It was but one short year ago when I first noticed a disturbing trend of confusion and absent-mindedness as I went about my daily affairs. One afternoon I poured myself a delightful cup of English Breakfast tea, added a little drop of milk, and then smoothly tossed the 3/4-full carton of milk into the trash. I then placed the solitary milk cap back in the refrigerator– as if that were a normal thing to do.
Another afternoon, after picking up a few things at the drug store, I carefully inserted the receipt into the card slot of my wallet and casually tossed my debit card into the garbage by the exit. That’s right: a second trash-related mix-up. Thanks be to God when I returned home I realized my mistake and managed to recover the card, forty minutes and several receipts and cream cake wrappers later.

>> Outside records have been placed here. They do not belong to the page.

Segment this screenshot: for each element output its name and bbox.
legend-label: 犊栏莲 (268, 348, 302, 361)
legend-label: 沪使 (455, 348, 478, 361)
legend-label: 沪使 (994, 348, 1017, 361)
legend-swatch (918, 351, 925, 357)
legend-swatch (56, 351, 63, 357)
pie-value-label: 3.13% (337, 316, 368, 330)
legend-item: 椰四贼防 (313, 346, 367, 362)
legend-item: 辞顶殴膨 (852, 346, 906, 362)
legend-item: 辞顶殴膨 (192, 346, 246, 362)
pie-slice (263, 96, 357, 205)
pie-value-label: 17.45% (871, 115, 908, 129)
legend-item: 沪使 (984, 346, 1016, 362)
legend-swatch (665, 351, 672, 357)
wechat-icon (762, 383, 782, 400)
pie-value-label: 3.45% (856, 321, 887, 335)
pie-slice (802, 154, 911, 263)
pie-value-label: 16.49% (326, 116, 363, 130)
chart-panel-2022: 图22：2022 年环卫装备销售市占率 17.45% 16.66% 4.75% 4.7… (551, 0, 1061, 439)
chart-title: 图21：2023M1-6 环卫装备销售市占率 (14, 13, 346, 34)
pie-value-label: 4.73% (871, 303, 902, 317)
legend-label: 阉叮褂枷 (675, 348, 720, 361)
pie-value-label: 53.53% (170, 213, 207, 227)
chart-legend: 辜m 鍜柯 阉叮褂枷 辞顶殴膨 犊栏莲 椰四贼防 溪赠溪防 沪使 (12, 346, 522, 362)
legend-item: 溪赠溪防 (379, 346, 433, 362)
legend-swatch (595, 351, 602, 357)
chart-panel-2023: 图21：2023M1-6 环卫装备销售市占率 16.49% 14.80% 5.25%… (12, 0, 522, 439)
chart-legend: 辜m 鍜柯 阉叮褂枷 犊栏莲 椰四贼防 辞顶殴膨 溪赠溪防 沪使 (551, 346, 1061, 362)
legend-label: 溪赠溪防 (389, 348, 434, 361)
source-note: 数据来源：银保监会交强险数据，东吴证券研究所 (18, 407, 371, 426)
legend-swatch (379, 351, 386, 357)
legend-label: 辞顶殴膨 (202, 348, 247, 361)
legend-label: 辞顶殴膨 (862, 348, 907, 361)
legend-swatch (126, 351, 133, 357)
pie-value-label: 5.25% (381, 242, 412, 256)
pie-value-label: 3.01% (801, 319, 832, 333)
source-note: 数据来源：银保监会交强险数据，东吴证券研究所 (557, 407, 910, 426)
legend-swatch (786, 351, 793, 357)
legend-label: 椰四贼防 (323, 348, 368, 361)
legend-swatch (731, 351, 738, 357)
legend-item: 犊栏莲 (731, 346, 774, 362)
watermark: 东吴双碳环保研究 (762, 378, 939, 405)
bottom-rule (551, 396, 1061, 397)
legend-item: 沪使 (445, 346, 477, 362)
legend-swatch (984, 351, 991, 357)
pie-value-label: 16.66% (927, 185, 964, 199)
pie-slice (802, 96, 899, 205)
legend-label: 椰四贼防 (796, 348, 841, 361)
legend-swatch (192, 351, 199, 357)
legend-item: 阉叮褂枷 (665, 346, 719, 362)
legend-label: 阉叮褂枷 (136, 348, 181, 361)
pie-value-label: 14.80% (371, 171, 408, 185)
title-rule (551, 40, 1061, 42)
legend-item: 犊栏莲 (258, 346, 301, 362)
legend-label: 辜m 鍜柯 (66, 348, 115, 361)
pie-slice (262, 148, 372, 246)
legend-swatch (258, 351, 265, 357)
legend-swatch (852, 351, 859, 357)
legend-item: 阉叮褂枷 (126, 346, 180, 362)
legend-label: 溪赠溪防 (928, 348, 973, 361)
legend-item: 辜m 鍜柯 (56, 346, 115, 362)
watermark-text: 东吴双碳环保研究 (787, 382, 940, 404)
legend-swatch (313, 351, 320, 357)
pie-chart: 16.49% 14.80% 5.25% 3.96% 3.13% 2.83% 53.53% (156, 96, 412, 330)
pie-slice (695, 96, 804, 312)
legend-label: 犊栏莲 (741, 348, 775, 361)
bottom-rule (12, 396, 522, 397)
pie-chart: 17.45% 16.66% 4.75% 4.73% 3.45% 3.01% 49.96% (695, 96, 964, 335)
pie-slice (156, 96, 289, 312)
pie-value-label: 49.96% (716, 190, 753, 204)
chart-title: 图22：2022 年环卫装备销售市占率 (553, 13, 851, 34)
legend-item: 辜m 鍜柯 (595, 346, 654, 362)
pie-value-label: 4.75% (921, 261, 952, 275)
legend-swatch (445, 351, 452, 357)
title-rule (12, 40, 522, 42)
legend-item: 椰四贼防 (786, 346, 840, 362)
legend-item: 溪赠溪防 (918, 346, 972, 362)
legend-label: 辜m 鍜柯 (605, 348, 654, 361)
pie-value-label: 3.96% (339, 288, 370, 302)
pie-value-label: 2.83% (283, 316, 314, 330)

I’ve also experienced the myriad ways in which one can mess up the simple task of keeping one’s car keys on one’s person. As it turns out, the options are not limited to the classic “locking keys in car” scenario. That stuff is for amateurs. One time I left the keys on top of the vehicle, where they somehow remained, untouched, for well over three hours. I guess the Paulist seminary really does need new cars: people won’t even take ours when we’re giving them away.
After various tests and and other consultations of the like, it has become clear that my problem is something other than medical. In review of my life as it is, I have also come to the conclusion that it is more than busyness, or of the need for mindfulness; those are superficial diagnoses.
Sometimes, especially in the midst of routine, I feel like I’m living someone else’s life, momentarily looking on from the outside. I wonder how a kid from New Brunswick (Canada, not New Jersey) came to be a Paulist and priest-in-training, living and serving in major cities I once only dreamed of. I want to stay in that moment of curiosity and ask myself – and God – how I got here. I want to set aside a special time and effort to confirm with God that I am in the right place. But I can’t. Not as deeply and as purposefully as I’d like. Everyday life demands my attention – though evidently it doesn’t have all of it.
These are big things I am contemplating. What I need is a desert.
If only there were a time to hit the pause button, reflect deeply and intently on who I am and what I’m doing; a time to look to the beginning(s), to see my life from the perspective of its author.
If only there was such a time to do this kind of stock-taking in the Church calendar year.
Forgive the cheesy setup line. It’s Lent that I’m talking about. Lent. And it’s come just at the right time.
This Lent I am fasting from autopilot. I’m taking account of my life, and I’m going to look at it from the ground up—the clarity, the doubt, and the moments of grace.
I hope you’ll join me as I reflect throughout these hallowed 40 days. But if you’re reading this on your phone whilst pouring a lovely cup of Earl Grey, then please…mind your milk cap.